Newy 87.8 FM (2NN)

Newcastle, New South Wales; Australia;
- Broadcast area: Newcastle, Lake Macquarie, Maitland, Port Stephens, Central Coast
- Frequencies: 87.8 MHz FM (2014–present) Optus D2 Satellite (2022–2023) Intelsat 19 Satellite (2022–2023)
- Branding: Newy 87.8 FM

Programming
- Language: English
- Format: Classic Hits

History
- First air date: 20 April 2014
- Former call signs: Classic Hits FM (2014–2020) Hunter TV (2014–2020)

Links
- Website: Official website

= Newy 87.8 FM =

Radio station in Newcastle, New South Wales, Australia

Newy 87.8 FM (call sign: 2NN) is a narrowcast FM radio station targeting Classic Hits music enthusiasts across Newcastle and the Central Coast, Australia on a frequency of 87.8 MHz. The station plays 1950s to 1980s music. The station also produces online video content covering local events.

The station's playout facility is at 1A McIntosh Drive, Mayfield West with remote studios located in Beaumont Street. Hamilton, Newcastle West, Elermore Vale, Tamworth and Penrith. The station transmits from a number of FM transmitters across Newcastle and the Central Coast.

==History==

Hunter TV logo

2NN Classic Hits FM was founded by Craig Allen and first went to air in 2014. It was a part of a national network of narrowcast radio stations playing classic hits music. The network included Classic Hits stations in Orange, Wollongong, Mudgee, Mid North Coast, Bowral, Wagga Wagga, Taree and Roma, Queensland. There were other branding variations on the network including Oldies FM and Air FM in Penrith and a shortwave radio station called Ozyradio

Hunter TV was formed in 2014 with the intent to gain a community television licence to broadcast on free-to-air digital terrestrial television in Newcastle, with the station going live online on 1 March 2014. However, their initial application for a community television licence from the Australian Communications & Media Authority, and later appeals, were rejected due to uncertainty surrounding the future of community television. Hunter TV later reinforced their online services, becoming a community-orientated live streaming and video on demand service.

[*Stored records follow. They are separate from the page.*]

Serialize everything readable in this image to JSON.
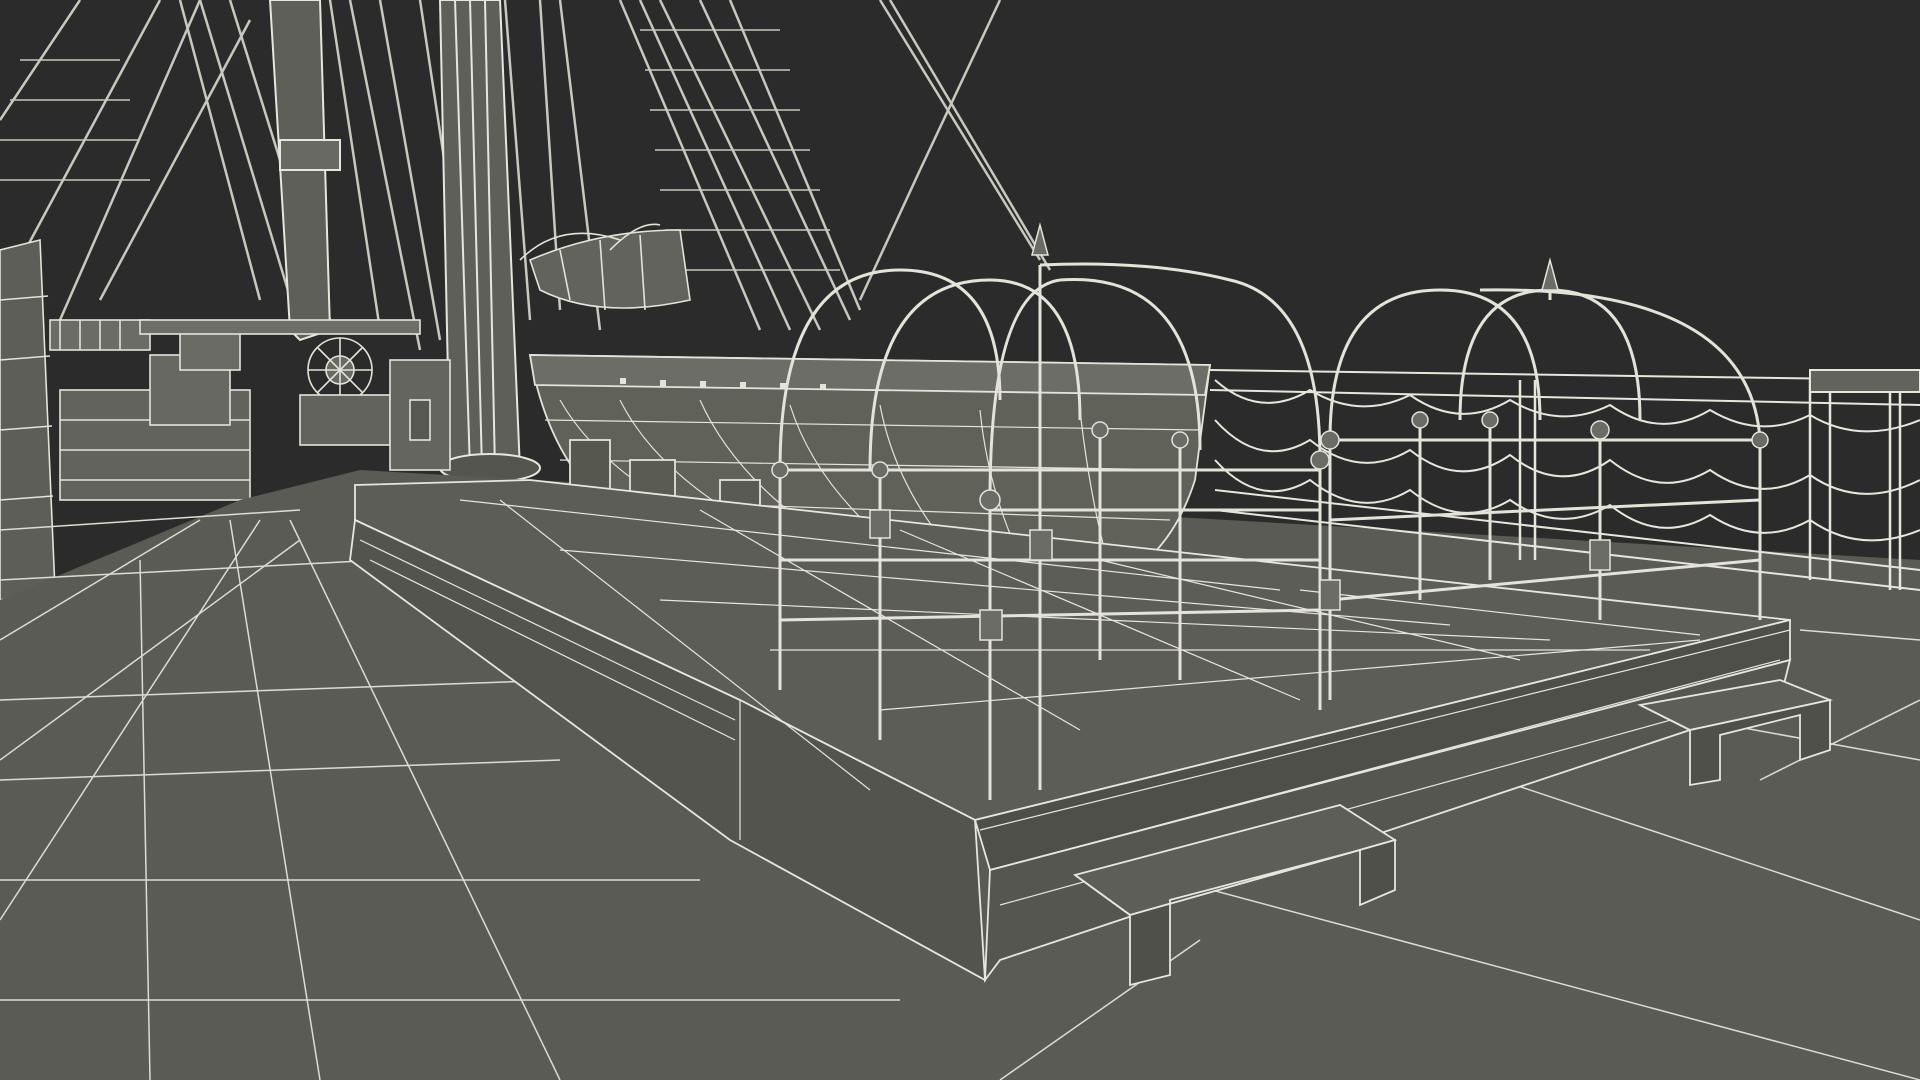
{
  "scene": {
    "subject": "ship-deck-wireframe",
    "colors": {
      "background": "#2b2b2b",
      "deck": "#5b5c55",
      "deck_dark": "#4a4b45",
      "wire": "#e8e8e0",
      "wire_dim": "#b9bab0",
      "metal": "#6a6b64"
    }
  }
}
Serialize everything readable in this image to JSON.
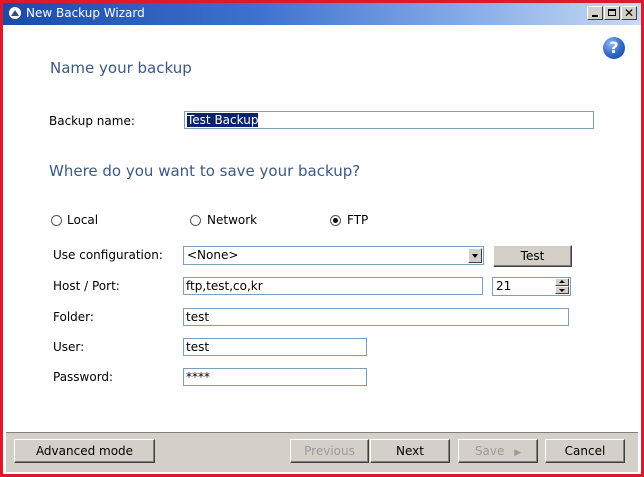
{
  "window": {
    "title": "New Backup Wizard",
    "buttons": {
      "minimize": "_",
      "maximize": "□",
      "close": "✕"
    }
  },
  "help": {
    "glyph": "?"
  },
  "section1": {
    "heading": "Name your backup"
  },
  "backup_name": {
    "label": "Backup name:",
    "value": "Test Backup"
  },
  "section2": {
    "heading": "Where do you want to save your backup?"
  },
  "destination": {
    "options": [
      {
        "label": "Local",
        "checked": false
      },
      {
        "label": "Network",
        "checked": false
      },
      {
        "label": "FTP",
        "checked": true
      }
    ]
  },
  "ftp": {
    "configuration": {
      "label": "Use configuration:",
      "value": "<None>"
    },
    "test_button": "Test",
    "host_port": {
      "label": "Host / Port:",
      "host": "ftp,test,co,kr",
      "port": "21"
    },
    "folder": {
      "label": "Folder:",
      "value": "test"
    },
    "user": {
      "label": "User:",
      "value": "test"
    },
    "password": {
      "label": "Password:",
      "value": "****"
    }
  },
  "footer": {
    "advanced_mode": "Advanced mode",
    "previous": "Previous",
    "next": "Next",
    "save": "Save",
    "save_arrow": "▶",
    "cancel": "Cancel"
  },
  "colors": {
    "titlebar_start": "#1a4ba8",
    "heading": "#3c5a82",
    "window_border": "#e0182c",
    "selection": "#0a246a",
    "button_face": "#d4d0c8"
  }
}
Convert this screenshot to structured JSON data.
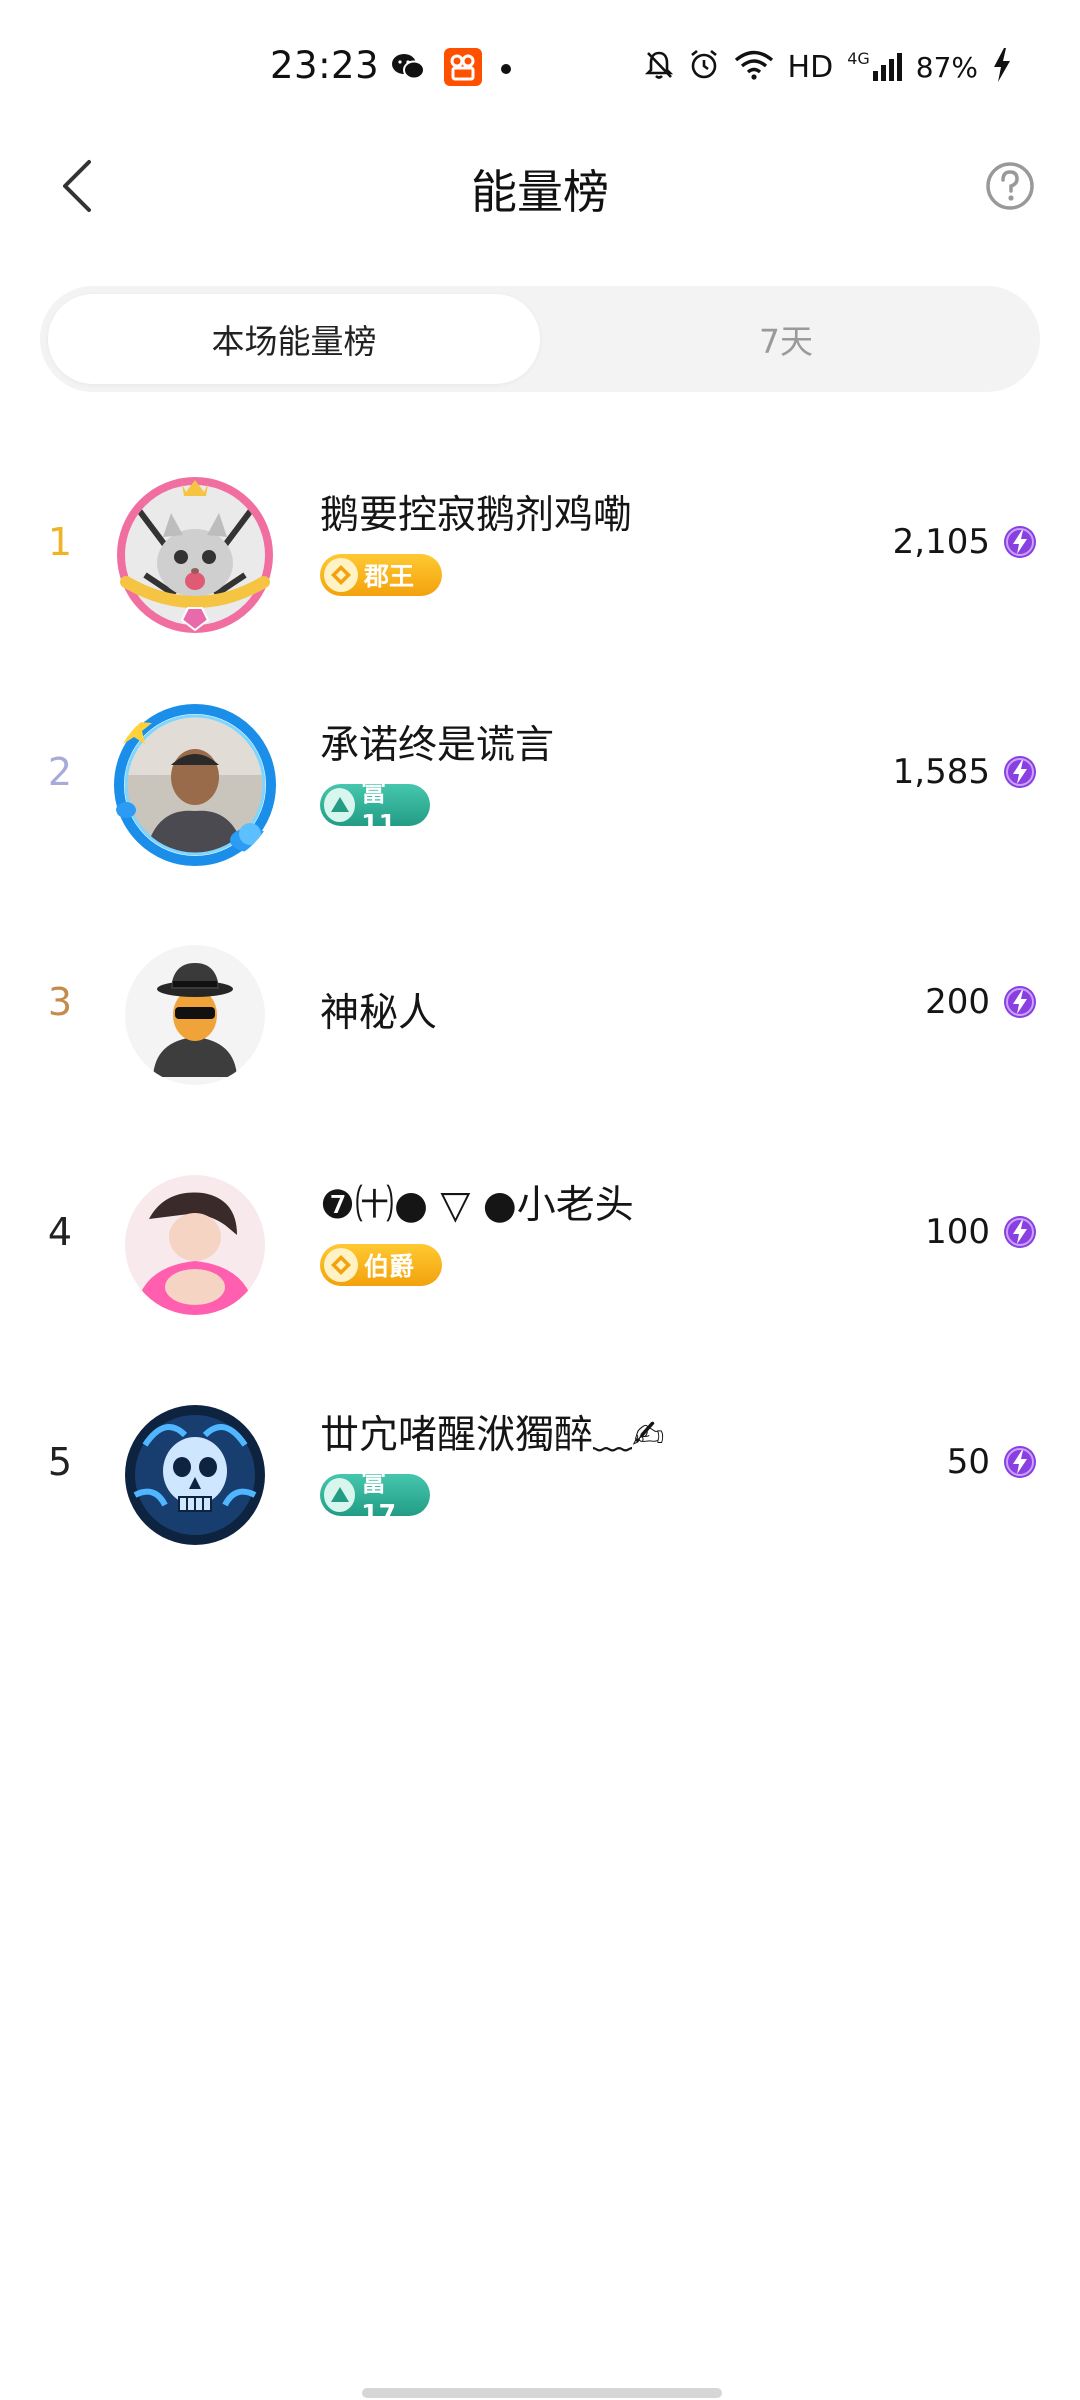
{
  "status_bar": {
    "time": "23:23",
    "network": "HD",
    "signal": "4G",
    "battery": "87%"
  },
  "header": {
    "title": "能量榜"
  },
  "tabs": [
    {
      "label": "本场能量榜",
      "active": true
    },
    {
      "label": "7天",
      "active": false
    }
  ],
  "ranking": [
    {
      "rank": "1",
      "rank_color": "#f0b323",
      "name": "鹅要控寂鹅剂鸡嘞",
      "badge": "郡王",
      "badge_type": "gold",
      "score": "2,105",
      "avatar": "cat-avatar"
    },
    {
      "rank": "2",
      "rank_color": "#a8abd9",
      "name": "承诺终是谎言",
      "badge": "富11",
      "badge_type": "teal",
      "score": "1,585",
      "avatar": "man-photo-avatar"
    },
    {
      "rank": "3",
      "rank_color": "#c58b4b",
      "name": "神秘人",
      "badge": "",
      "badge_type": "",
      "score": "200",
      "avatar": "mystery-man-avatar"
    },
    {
      "rank": "4",
      "rank_color": "#222222",
      "name": "❼㈩● ▽ ●小老头",
      "badge": "伯爵",
      "badge_type": "gold",
      "score": "100",
      "avatar": "woman-photo-avatar"
    },
    {
      "rank": "5",
      "rank_color": "#222222",
      "name": "丗宂啫醒洑獨醉﹏✍",
      "badge": "富17",
      "badge_type": "teal",
      "score": "50",
      "avatar": "skull-avatar"
    }
  ],
  "colors": {
    "energy_purple": "#8a3fe0",
    "badge_gold": "#f2a20c",
    "badge_teal": "#239c86"
  }
}
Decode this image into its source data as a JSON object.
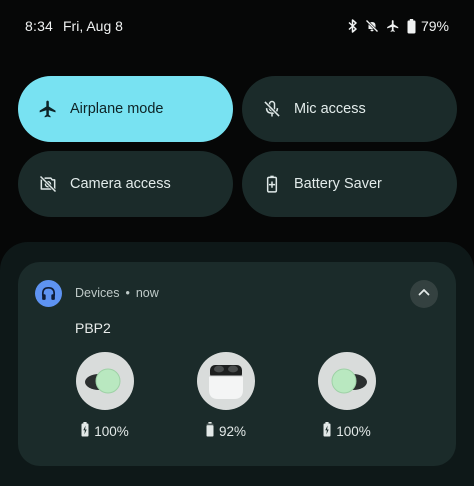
{
  "status_bar": {
    "time": "8:34",
    "date": "Fri, Aug 8",
    "icons": [
      "bluetooth-icon",
      "ring-muted-icon",
      "airplane-icon",
      "battery-icon"
    ],
    "battery_percent": "79%"
  },
  "quick_tiles": [
    {
      "label": "Airplane mode",
      "icon": "airplane-icon",
      "active": true
    },
    {
      "label": "Mic access",
      "icon": "mic-off-icon",
      "active": false
    },
    {
      "label": "Camera access",
      "icon": "camera-off-icon",
      "active": false
    },
    {
      "label": "Battery Saver",
      "icon": "battery-saver-icon",
      "active": false
    }
  ],
  "notification": {
    "app_icon": "headphones-icon",
    "app_name": "Devices",
    "separator": "•",
    "time": "now",
    "title": "PBP2",
    "expand_icon": "chevron-up-icon",
    "devices": [
      {
        "name": "left-earbud",
        "battery": "100%",
        "charging": true,
        "battery_level": 1.0
      },
      {
        "name": "charging-case",
        "battery": "92%",
        "charging": false,
        "battery_level": 0.92
      },
      {
        "name": "right-earbud",
        "battery": "100%",
        "charging": true,
        "battery_level": 1.0
      }
    ]
  },
  "colors": {
    "background": "#060707",
    "tile_inactive": "#1b2b2a",
    "tile_active": "#78e2f2",
    "sheet": "#0e1818",
    "app_icon": "#5e93f2",
    "earbud_green": "#b9e8c0"
  }
}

In September 2020 2NN split from the Classic Hits FM network and merged with Hunter TV forming a new station 'Newy 87.8 FM'. The merged entity creates audio content for radio and video content for their video on demand service.

In 2022 coverage was extended to Gosford and the station plans to extend this further south through the North Shore and Northern Beaches of Sydney in 2023.

==Stars of Newcastle==
Hunter TV was one of the founding partners who helped launch the Cancer Council's 'Stars of Newcastle' event by promoting and producing video content for the initiative. Hunter TV also provided project management and consulting services to the event organisers. During Hunter TV's tenure, the event raised over $465,000 for the charity.

== Current On-Air Schedule ==
- 'Drive' with Darren McErlain 4 pm to 6 pm, 7 days a week
- 'Webby's Wireless Show' incorporates 'On this day' and 'It's a funny old world' which airs at various times throughout the day.
- 'Feel Good Weekends' with Matt Morris, Saturday and Sunday 6 pm to 9 pm
- 'Afternoons' with Paul Rothapfel, 1 pm to 4 pm weekdays.
- 'Saturday Mornings' with Diana Lampard, 9 am to 1 pm Saturdays.